The overall $3.5 trillion request included $148 billion for federal support of R&D, but that is spread across about two dozen federal entities. November’s three “minibus” appropriations funded the departments of Commerce, Justice, Agriculture, Transportation and Housing, as well as the independent agencies NSF, NASA and the White House’s Office of Science and Technology Policy.
While the behemoth budgets for DOE and DOD have yet to be worked on, these first three approvals bode well (enough) for the materials science R&D community. The budgets of NIST (a Commerce agency), NASA and NSF all saw increases over FY 2011. NIST’s research programs received a nice 12% increase (from $507 M to $567 M), while NSF got only a 2.5% bump (from $6.86 B to $7.03 B, but that’s enough to fund more than a few research programs).
In a surprising outcome, the OSTP, which had a puny $6.6 M FY’11 budget, took a 32% hit and received only $4.5 M for FY’12. According to Mervis’ story, this seems to be a tit-for-tat move on the part of Representative Frank Wolf (R-VA), who has been squabbling with OSTP over the Obama Administration’s interactions with China regarding high-technology sectors, including space.
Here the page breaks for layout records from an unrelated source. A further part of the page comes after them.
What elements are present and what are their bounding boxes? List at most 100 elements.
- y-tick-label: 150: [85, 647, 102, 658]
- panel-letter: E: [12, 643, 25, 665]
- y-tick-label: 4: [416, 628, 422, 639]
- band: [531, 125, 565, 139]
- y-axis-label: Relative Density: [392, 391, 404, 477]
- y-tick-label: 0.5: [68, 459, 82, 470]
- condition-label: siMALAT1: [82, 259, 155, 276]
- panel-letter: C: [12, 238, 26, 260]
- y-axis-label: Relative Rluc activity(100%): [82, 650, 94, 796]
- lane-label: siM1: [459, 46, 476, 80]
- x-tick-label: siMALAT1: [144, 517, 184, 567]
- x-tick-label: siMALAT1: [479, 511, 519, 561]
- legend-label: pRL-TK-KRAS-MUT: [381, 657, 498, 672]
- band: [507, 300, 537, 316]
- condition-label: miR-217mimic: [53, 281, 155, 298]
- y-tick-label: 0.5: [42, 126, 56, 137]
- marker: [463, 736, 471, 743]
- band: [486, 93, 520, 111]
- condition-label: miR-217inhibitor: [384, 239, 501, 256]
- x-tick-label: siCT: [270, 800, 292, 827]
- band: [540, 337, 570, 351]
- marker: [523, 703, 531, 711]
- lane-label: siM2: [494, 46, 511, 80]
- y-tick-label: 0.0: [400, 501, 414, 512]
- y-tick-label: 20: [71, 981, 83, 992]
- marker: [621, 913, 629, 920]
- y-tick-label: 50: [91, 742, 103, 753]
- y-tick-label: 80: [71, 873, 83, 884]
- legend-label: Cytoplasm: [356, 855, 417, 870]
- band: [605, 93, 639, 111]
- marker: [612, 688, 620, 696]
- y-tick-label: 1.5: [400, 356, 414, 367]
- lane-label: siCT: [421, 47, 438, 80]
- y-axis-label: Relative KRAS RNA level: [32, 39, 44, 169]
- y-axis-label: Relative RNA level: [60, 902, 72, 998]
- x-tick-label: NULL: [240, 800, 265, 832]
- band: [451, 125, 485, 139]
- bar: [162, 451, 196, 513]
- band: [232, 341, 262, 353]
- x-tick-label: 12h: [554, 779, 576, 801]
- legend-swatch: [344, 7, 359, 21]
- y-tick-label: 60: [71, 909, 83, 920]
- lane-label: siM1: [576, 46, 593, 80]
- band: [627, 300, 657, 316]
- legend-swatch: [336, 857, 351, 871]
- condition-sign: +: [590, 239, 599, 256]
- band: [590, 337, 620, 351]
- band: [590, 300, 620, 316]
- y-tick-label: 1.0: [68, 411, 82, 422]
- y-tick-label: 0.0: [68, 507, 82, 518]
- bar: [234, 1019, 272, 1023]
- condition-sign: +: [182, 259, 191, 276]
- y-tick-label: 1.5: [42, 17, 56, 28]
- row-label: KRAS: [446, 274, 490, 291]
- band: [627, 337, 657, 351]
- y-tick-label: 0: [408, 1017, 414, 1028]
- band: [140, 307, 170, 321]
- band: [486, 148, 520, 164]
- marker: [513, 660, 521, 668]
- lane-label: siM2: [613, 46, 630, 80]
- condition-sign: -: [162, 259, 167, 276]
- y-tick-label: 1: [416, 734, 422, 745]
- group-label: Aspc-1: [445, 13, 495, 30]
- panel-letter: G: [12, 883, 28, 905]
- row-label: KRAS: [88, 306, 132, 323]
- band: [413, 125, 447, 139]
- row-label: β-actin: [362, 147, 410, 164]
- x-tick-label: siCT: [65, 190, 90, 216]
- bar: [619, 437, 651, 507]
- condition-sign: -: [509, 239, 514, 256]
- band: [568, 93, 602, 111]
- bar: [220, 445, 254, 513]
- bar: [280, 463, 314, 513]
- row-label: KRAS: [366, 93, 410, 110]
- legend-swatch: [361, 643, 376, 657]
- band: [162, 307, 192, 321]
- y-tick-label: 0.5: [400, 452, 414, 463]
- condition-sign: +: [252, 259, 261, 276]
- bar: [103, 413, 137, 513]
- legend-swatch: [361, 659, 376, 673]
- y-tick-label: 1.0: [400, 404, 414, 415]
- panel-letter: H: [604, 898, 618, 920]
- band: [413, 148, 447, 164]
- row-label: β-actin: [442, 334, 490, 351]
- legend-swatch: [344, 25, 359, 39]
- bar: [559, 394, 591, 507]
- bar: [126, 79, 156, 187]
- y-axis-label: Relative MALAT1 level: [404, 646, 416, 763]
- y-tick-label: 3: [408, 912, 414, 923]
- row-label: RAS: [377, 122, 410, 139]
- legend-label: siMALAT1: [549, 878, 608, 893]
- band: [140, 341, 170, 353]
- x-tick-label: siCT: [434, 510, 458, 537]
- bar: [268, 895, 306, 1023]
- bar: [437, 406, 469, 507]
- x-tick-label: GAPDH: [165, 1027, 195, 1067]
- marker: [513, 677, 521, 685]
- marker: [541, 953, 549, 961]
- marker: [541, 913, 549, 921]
Mervis quotes Charles Vest, president of the US National Academy of Engineering, “OSTP sits at the center of the federal government’s thinking and planning for science and technology that are at the absolute heart of what our nation has to do to remain competitive and to lead in the 21st century.”
What it means for OSTP and its 90 employees is unclear. In the article, OSTP’s director, John Holdren, says the smaller budget “will mean a lot of belt tightening and, inevitably, some reduction in the range of domains in which OSTP maintains a major presence.”
Since they were unveiled last summer, OSTP has been the leading voice for new White House initiatives that are of keen interest to the materials science and engineering community—the Materials Genome Initiative and the Advanced Manufacturing Partnership.
Cyrus Wadia, OSTP assistant director for clean energy and materials R&D, said in an email, “We do not foresee the budget cut having an impact on the MGI.” He may be right. Both the MGI and the AMP were envisioned as multi-agency, decentralized efforts, which should work to OSTP’s advantage as it adjusts to doing its job with a whole lot less.